Mardi 21 janvier 2014, 14h
Batiment Galera, salle 127
Quality and Price of Data
Ruiming Tang – National University of Singapore
In data marketplaces, people clean data, buy and sell data, and collect data. In this talk, we study quality and price of data. More specifically, we study three topics. The first topic is how to improve data quality by conditioning. The second topic is how to sell data according to a proposed price. The third topic is how people buy data, i.e., define price of a query and propose algorithms to compute the price of a query.

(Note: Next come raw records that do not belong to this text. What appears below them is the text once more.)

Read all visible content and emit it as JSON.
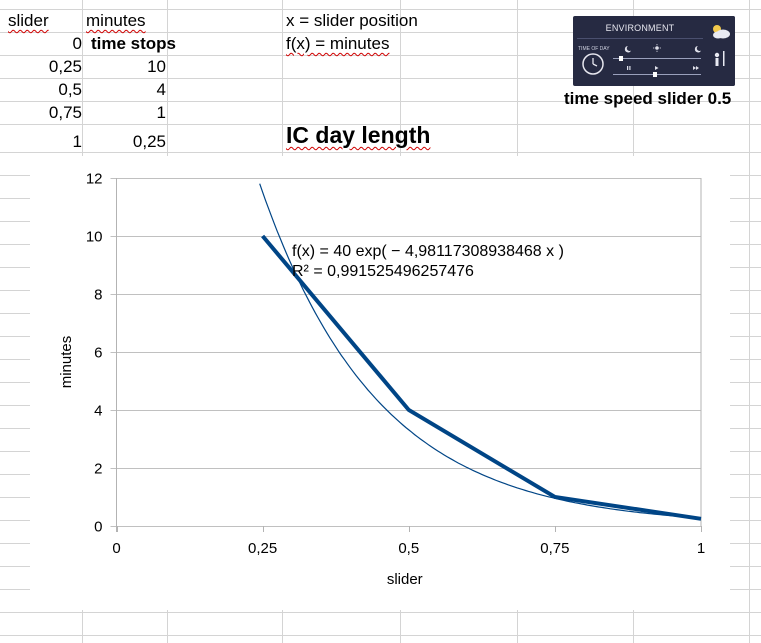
{
  "sheet": {
    "header_slider": "slider",
    "header_minutes": "minutes",
    "rows": [
      {
        "slider": "0",
        "minutes": "time stops"
      },
      {
        "slider": "0,25",
        "minutes": "10"
      },
      {
        "slider": "0,5",
        "minutes": "4"
      },
      {
        "slider": "0,75",
        "minutes": "1"
      },
      {
        "slider": "1",
        "minutes": "0,25"
      }
    ],
    "note_x": "x = slider position",
    "note_fx": "f(x) = minutes",
    "heading": "IC day length"
  },
  "env_widget": {
    "title": "ENVIRONMENT",
    "label": "TIME OF DAY",
    "caption": "time speed slider 0.5",
    "icons": [
      "clock-icon",
      "moon-icon",
      "sun-icon",
      "pause-icon",
      "play-icon",
      "fast-forward-icon",
      "weather-icon",
      "thermometer-icon"
    ]
  },
  "chart_data": {
    "type": "line",
    "xlabel": "slider",
    "ylabel": "minutes",
    "xlim": [
      0,
      1
    ],
    "ylim": [
      0,
      12
    ],
    "x_ticks": [
      "0",
      "0,25",
      "0,5",
      "0,75",
      "1"
    ],
    "y_ticks": [
      "0",
      "2",
      "4",
      "6",
      "8",
      "10",
      "12"
    ],
    "grid": true,
    "series": [
      {
        "x": [
          0.25,
          0.5,
          0.75,
          1
        ],
        "y": [
          10,
          4,
          1,
          0.25
        ],
        "color": "#004586"
      }
    ],
    "trendline": {
      "equation": "f(x) = 40 exp( − 4,98117308938468 x )",
      "r_squared": "R² = 0,991525496257476",
      "a": 40,
      "b": -4.98117308938468,
      "color": "#004586"
    }
  },
  "colors": {
    "gridline": "#c0c0c0",
    "series": "#004586",
    "spell": "#d00000",
    "panel": "#262a42"
  }
}
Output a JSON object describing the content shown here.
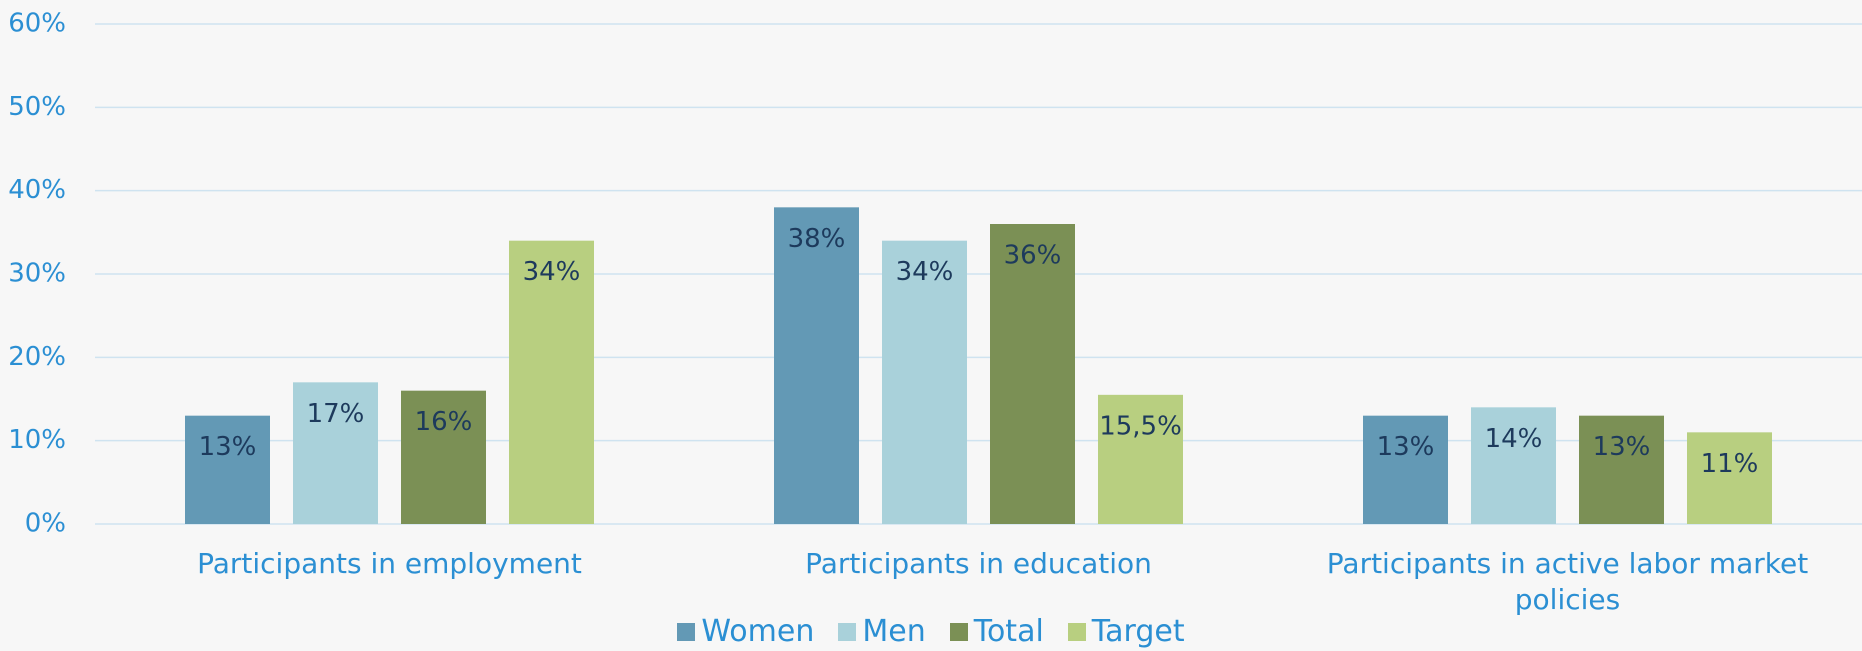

In order to improve data quality (accuracy) by adding constraint or information, we study the conditioning problem. We propose a framework for representing conditioned probabilistic relational data. Conditioning is the formalization of the process of adding knowledge to a database. Some worlds may be impossible given the constraints and the probabilities of possible worlds are accordingly re-defined. The new constraints can come from the observation of the existence or non-existence of a tuple, from the knowledge of a specific rule, such as the existence of an exclusive set of tuples, or from the knowledge of a general rule, such as a functional dependency. We are therefore interested in computing a concise representation of the possible worlds and their respective probabilities after the addition of new constraints, namely an equivalent probabilistic database instance without constraints after conditioning. We devise and present a general algorithm for this computation. Unfortunately, the general problem involves the simplification of general Boolean expressions and is NP-hard. We therefore identify specific practical families of constraints for which we devise and present efficient algorithms.
We study the relationship between quality and price of data. We proposed a theoretical and practical pricing framework for a data market in which data consumers can trade data quality for discounted prices. In most data markets, prices are prescribed and accuracy is determined by the data. Instead, we consider a model in which accuracy can be traded for discounted prices: “what you pay for is what you get”. The data market model consists of data consumers, data providers and data market owners. The data market owners are brokers between the data providers and data consumers. A data consumer proposes a price for the data that she requests. If the price is less than the price set by the data provider, then she gets an approximate value. The data market owners negotiate the pricing schemes with the data providers. They implement these schemes for the computation of the discounted approximate values. We propose a theoretical and practical pricing framework with its algorithms for the above mechanism. In this framework, the value published is randomly determined from a probability distribution. The distribution is computed such that its distance to the actual value is commensurate to the discount. The published value comes with a guarantee on the probability to be the exact value. The probability is also commensurate to the discount. We present and formalize the principles that a healthy data market should meet for such a transaction. We define two ancillary functions and describe the algorithms that compute the approximate value from the proposed price using these functions. We prove that the functions and the algorithm meet the required principles.
We study the price of queries for cases that data consumers request for data in forms of queries. We propose a generic data pricing model that is based on minimal provenance, i.e. minimal sets of tuples contributing to the result of a query. We show that the proposed model fulfills desirable properties such as contribution monotonicity, bounded-price and contribution arbitrage-freedom. We present a baseline algorithm to compute the exact price of a query based on our pricing model. We show that the problem is NP-hard. We therefore devise, present and compare several heuristics. We conduct a comprehensive experimental study to show their effectiveness and efficiency.